Gays for Trump Make Their Case

Tucker Carlson has the top-rated show during prime time on Fox News. The message here to Fox viewers is clear — welcome gays as part of the coalition — and a huge break from years past, before marriage was a settled issue.

5 Comments for “Gays for Trump Make Their Case”

  1. posted by Jorge on

    The 45% of gay men figure Tucker Carlson cites is unreliable. It came from a survey by a private company (a social app company if I am not mistaken) of its own consumers. Among other things, I would expect such a survey to skew white, and for all I know it’s the 4Chan of Grindr. That makes it unrepresentative of the country as a whole. And that’s before we get to the difference between surveys and polls. Of course Carlson wouldn’t have wanted to ignore it, but I’m disappointed he fell for it.

    At least his guest says “Democratic” instead of “Democrat.”

    • posted by Juvenalis on

      All polls are conducted by private companies. You think the government conducts most polls? Hornet is not the “4Chan of Grindr”, it’s not at all some “white” app, you are just projecting your own ignorance. Since by your admission you obviously don’t know what you are talking about, why are you pontificating such rubbish? This was not a random online poll anyone could vote in or ‘game’, it just happened to recruit from among app users of an app used by queer men. Hornet polled ‘queer men’ all around the world.

      Among the queer men in the USA, 45% support Trump, 51% support Biden, in DEM vs. GOP 2020 head-to-head matchup. The poll is no less reliable than any other poll. There is no difference between “poll” and “survey”, both words can refer to the same things, depending on the context.

      Under pressure from BLM lunatics, Grindr stupidly removed its “ethnicity” filter just this summer.
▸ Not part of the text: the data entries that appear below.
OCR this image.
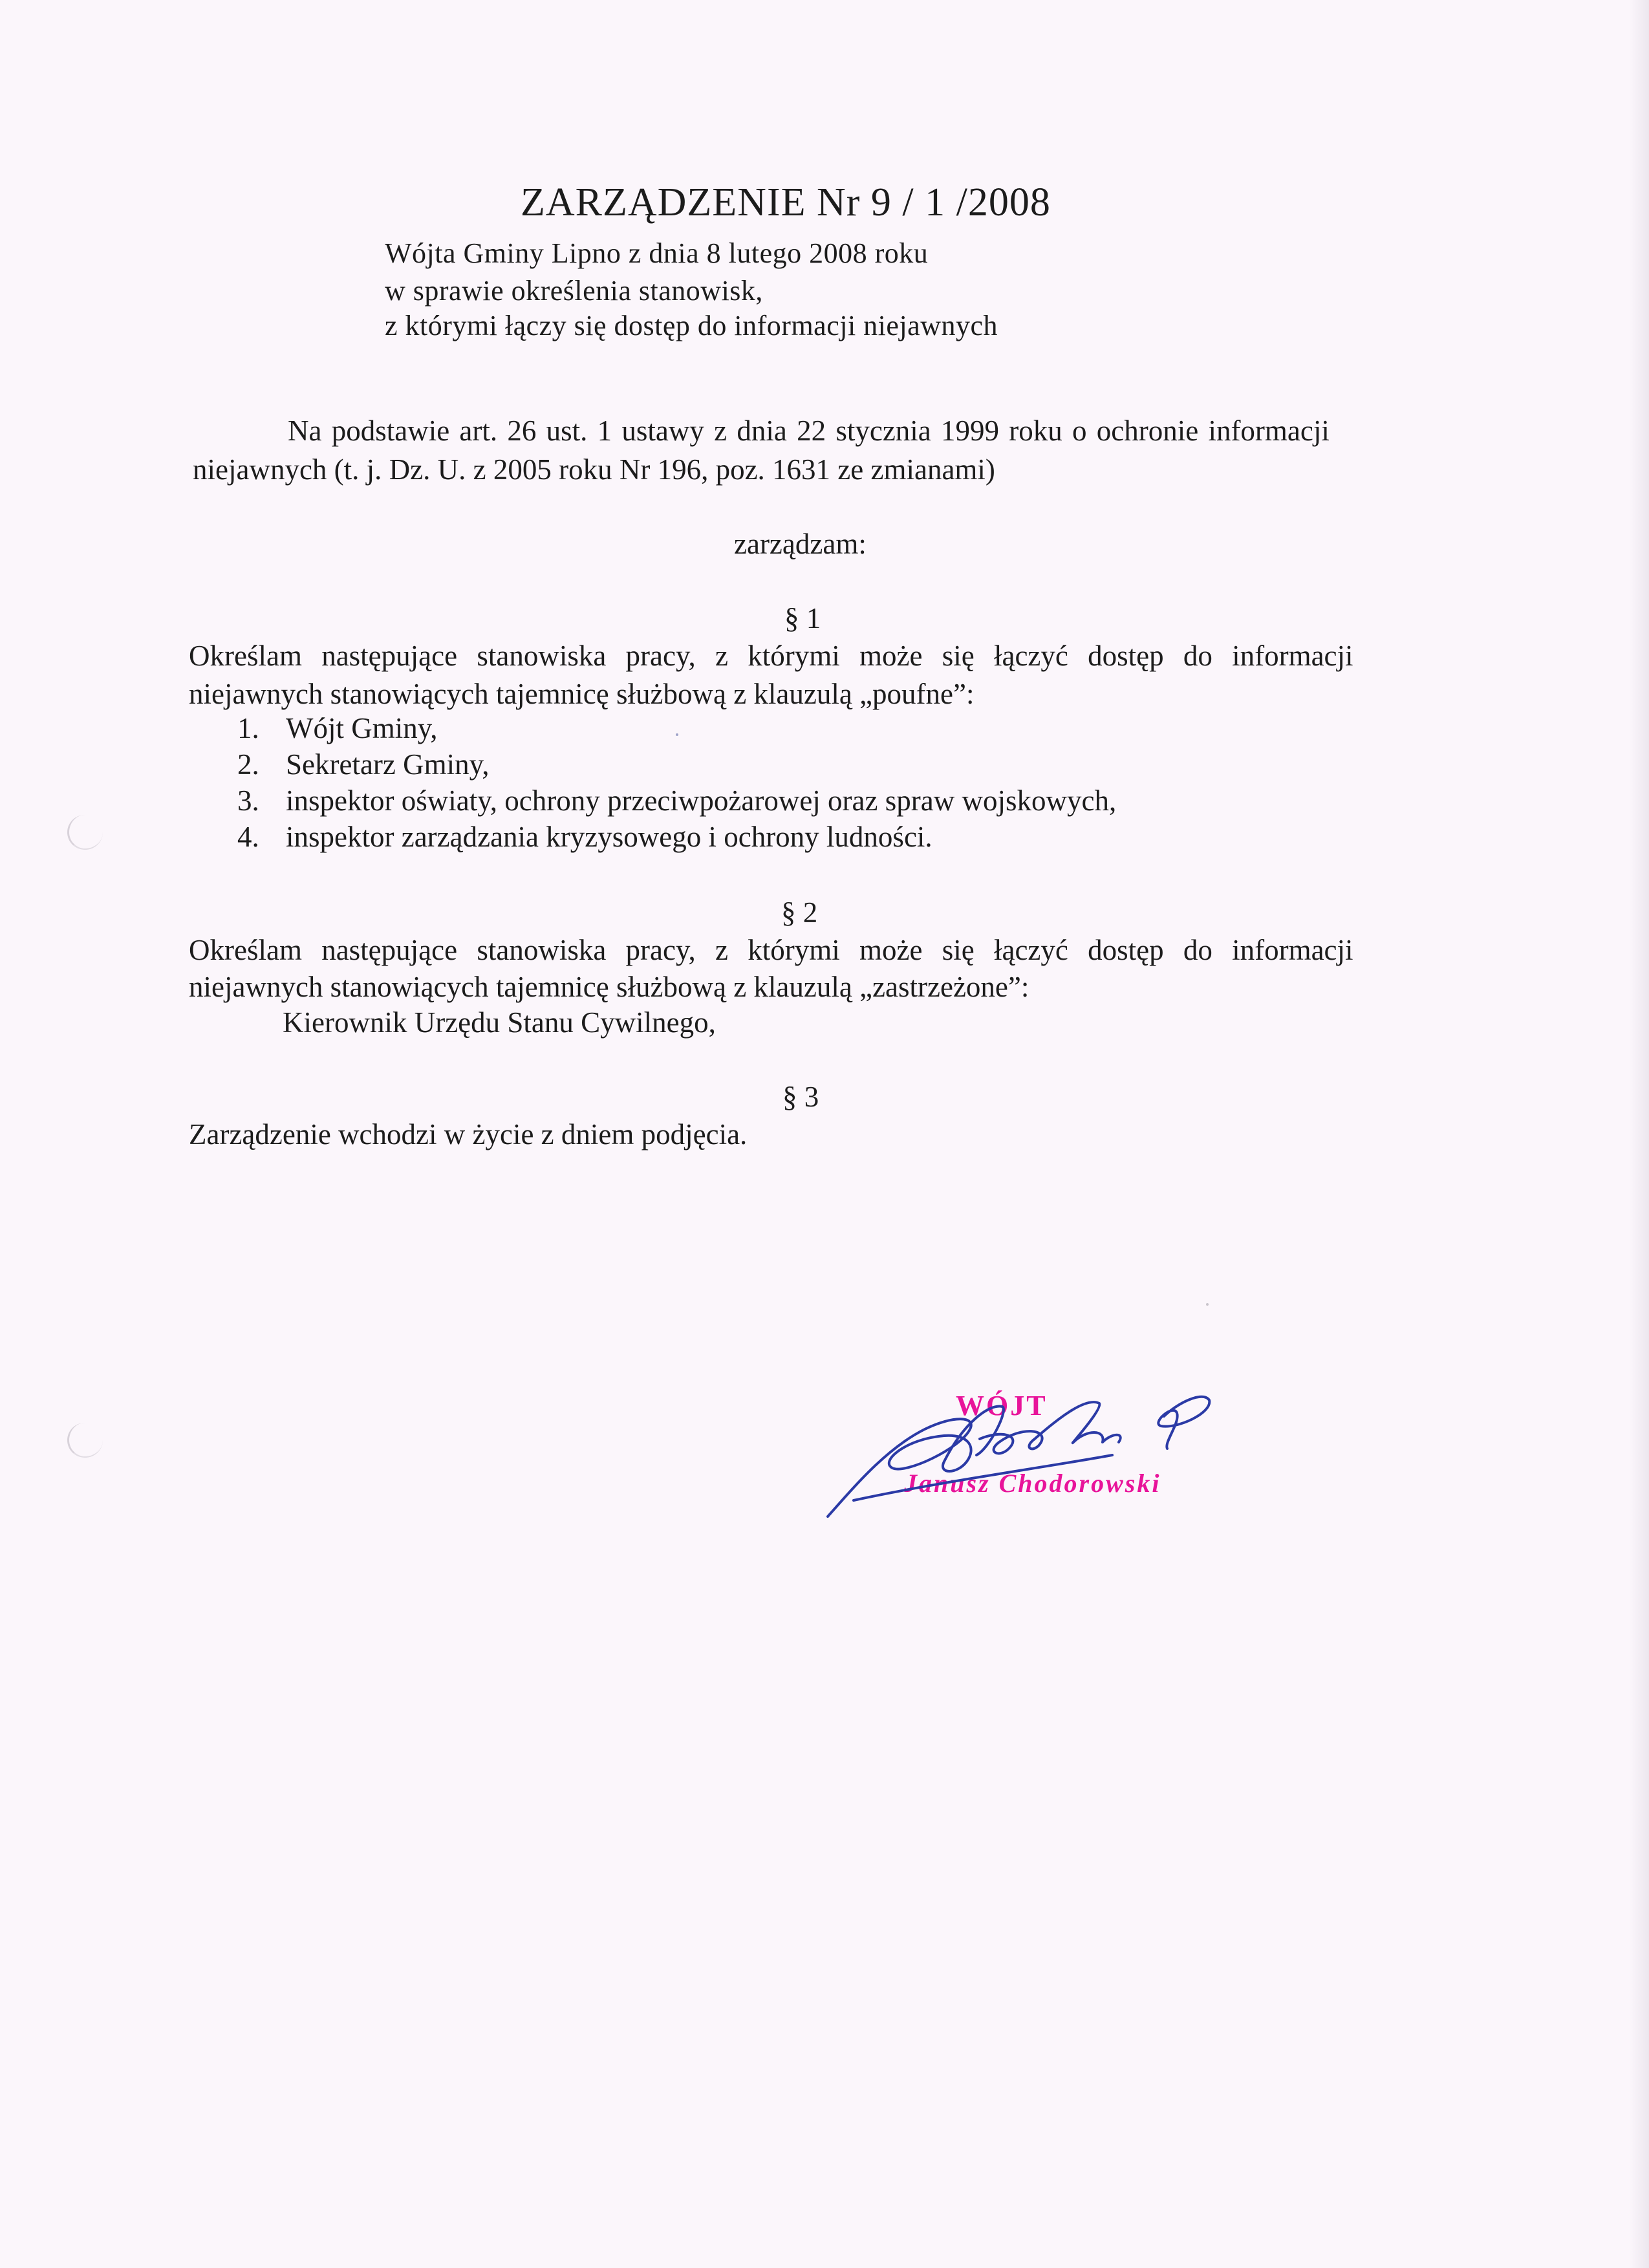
ZARZĄDZENIE Nr 9 / 1 /2008
Wójta Gminy Lipno z dnia 8 lutego 2008 roku
w sprawie określenia stanowisk,
z którymi łączy się dostęp do informacji niejawnych
Na podstawie art. 26 ust. 1 ustawy z dnia 22 stycznia 1999 roku o ochronie informacji
niejawnych (t. j. Dz. U. z 2005 roku Nr 196, poz. 1631 ze zmianami)
zarządzam:
§ 1
Określam następujące stanowiska pracy, z którymi może się łączyć dostęp do informacji
niejawnych stanowiących tajemnicę służbową z klauzulą „poufne”:
1. Wójt Gminy,
2. Sekretarz Gminy,
3. inspektor oświaty, ochrony przeciwpożarowej oraz spraw wojskowych,
4. inspektor zarządzania kryzysowego i ochrony ludności.
§ 2
Określam następujące stanowiska pracy, z którymi może się łączyć dostęp do informacji
niejawnych stanowiących tajemnicę służbową z klauzulą „zastrzeżone”:
Kierownik Urzędu Stanu Cywilnego,
§ 3
Zarządzenie wchodzi w życie z dniem podjęcia.
WÓJT
Janusz Chodorowski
Hornet has always been more ‘diverse’ liberal PC app, and advertised as such…the fact that they polled “queer men” which can include other groups than gay men is yet further evidence. Trump probably won just among gay men…

      Using an app of queer men makes it unrepresentative of queer men? Do you have better idea as to how you would track down several thousand queer men across the country and around the world in order to poll? Is there some other database of queer men maintained (for what purpose?!) Traditional landline pollsters just keep calling random old people and asking “Hi, are you a queer man?” Stupid lame criticism because you don’t like the result; a result which is actually not that surprising…

      • posted by Jorge on

        All polls are conducted by private companies.

        Permit me to educate you. Actually, I’m not asking permission, so if you don’t want to be educated, just don’t read further.

        A scientific poll requires the following:

        1) A random sample
        2) The sample is done in a way that makes it representative of the general public.

        Polls but organizations such as Gallup and Rasmussen are done by the polling organization making a phone call to individuals selected at random. The list of individuals is generated from a list that is similar in composition to the general public. (Usually publicly available information.) The main error in sampling these days is that not everyone owns cell phones.

        So here, first of all, it is highly, highly unlikely that this is a random sample. I do not believe owners of social ap cites collect the phone numbers of their customers, so that means there was no opportunity to call them. Emailing customers to ask them to respond to a survey is not a random sample, it is a self-selected sample, and that skews the results.

        Here we do not have a survey of a group that is representative of the general public. It is limited to users of a specific product. It would be like Good Housekeeping calling from its customer list and publicizing its results as if they represented the country as a whole. That is a problem because there are substantial differences between people who subscribe to Good Housekeeping and people who do not. The same is true here.

        This supposed survey has some interesting uses when you compare such things as country by country results. But any suggestion that it shows that 45% of gay men in the United States support Donald Trump for president is garbage.

  2. posted by Tom Scharbach on

    Republican candidates for President won a significant minority of the LGBT vote in all recent elections: Bush 25% (2000), Bush 23% (2004), McCain 27% (2008), Romney 22% (2012), Trump 14% (2016). I suspect that the Hornet poll is an outlier with serious sampling issues that distort the result. Recent polls using more traditional sampling methods and controls suggest that President Trump may increase the LGBT percentage this election cycle to roughly 20%, which would be more in line with historic patterns. We’ll find out after the votes have been cast and counted.

  3. posted by Tom Scharbach on

    But any suggestion that it shows that 45% of gay men in the United States support Donald Trump for president is garbage.

    I agree with you. But a more interesting question, given that more mainstream polls suggest that the Hornet survey is an outlier: Does the Hornet survey instead suggest that disproportionate numbers of conservative homosexuals use Hornet rather than other social media and dating sites catering to LGBT folk?

    I wonder what percentages would obtain if LGBT folk using other similar social media and dating sites were surveyed — for example, Grindr, Zoosk, Elite Singles, Match, Our Time, Black People Meet, Tinder and so on. It seems to me that the demographics of LGBT folk using each are likely to be significantly different, resulting, accordingly, in different results.